I can remember one soccer game where I became a little over invested and a mom looked at me and said, “Shhhhh….” I shot back, ” Shhhh yourself”  (I know so witty and mature-right?).  My comment did not win me a front-road seat with the twin sweater set, but it felt so good, and I was the only mom who got a big hug after the game; maybe that was because I wasn’t racing around making sure everyone had the right water bottle.

What are your thoughts?
Odd Loves Company!

 

Other posts by Carla:

Giving and Receiving is Hard Work

My Baby is Graduating

Volunteering or Giving my Life to Project graduation

9 thoughts on “Cousin Carla: The Tiger Mom

  1. The tiger mom had Liz in a tiz until I started to learn more about her..she obviously loves her children a great deal-she is strict but not abusive. Culturally how the Chinese look at rearing Children and Americans look at rearing children are worlds apart. After reading more, I think we could both learn from each other. Does my kids baseball team really need a trophy for coming in 4th place? on the other hand working hard and coming in 4th place is not the end of the world.
    Great post Carla. Kb I am proud to say I have never shushed another adult.

  2. I am a bit sick of the “total happiness for the child” world we live in and I have kids. The one thing both the Chinese parent and the American Parent seem to have in common is the need to be a part of and direct every single moment of their child’s life. I heard a mom not reminding but arguing with her 17 year son about a coat the other day. We will always worry, we will always be the parent but our kids don’t need to consume every minute of our lives and we need to get out of their lives and let them breath once in awhile. Sorry my comment turned into a rant. 😀

    Loved the story about your son and the police Carla! Did he do it?
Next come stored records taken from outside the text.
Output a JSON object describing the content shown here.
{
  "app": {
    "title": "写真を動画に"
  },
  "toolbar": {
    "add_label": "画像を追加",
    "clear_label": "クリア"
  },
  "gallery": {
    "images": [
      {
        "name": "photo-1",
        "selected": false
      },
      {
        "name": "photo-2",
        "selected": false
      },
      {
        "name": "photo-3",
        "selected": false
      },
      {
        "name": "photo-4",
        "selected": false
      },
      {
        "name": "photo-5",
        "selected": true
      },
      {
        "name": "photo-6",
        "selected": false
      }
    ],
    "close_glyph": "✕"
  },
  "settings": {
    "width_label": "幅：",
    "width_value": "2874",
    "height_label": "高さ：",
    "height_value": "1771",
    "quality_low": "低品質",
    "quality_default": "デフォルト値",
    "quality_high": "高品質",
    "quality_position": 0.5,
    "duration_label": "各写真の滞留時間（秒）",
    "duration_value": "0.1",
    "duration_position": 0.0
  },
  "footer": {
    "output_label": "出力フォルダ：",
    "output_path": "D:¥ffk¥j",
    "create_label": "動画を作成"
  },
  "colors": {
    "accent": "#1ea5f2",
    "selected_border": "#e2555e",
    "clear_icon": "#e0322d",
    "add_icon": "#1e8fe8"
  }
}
    • Yes! Without question, he jumped in the back held his stomach and when the officer walked up to the car he moaned loudly and yelled, “Mom! I’m gonna throw up.” No ticket, no vomit, no issues, just wonderful family memories. Haha

  3. If kids know there is always support and consequences at home they are set for life. can’t say i read the book but my impression is that support is a little skewed in her eyes.

    • The tiger mom is very skewed in my opinion–I also think it has a lot to do with cultural. Her book and excerpts of her book are “attention grabbing” while the women herself seems to much more mild mannered at least in the interviews she gives.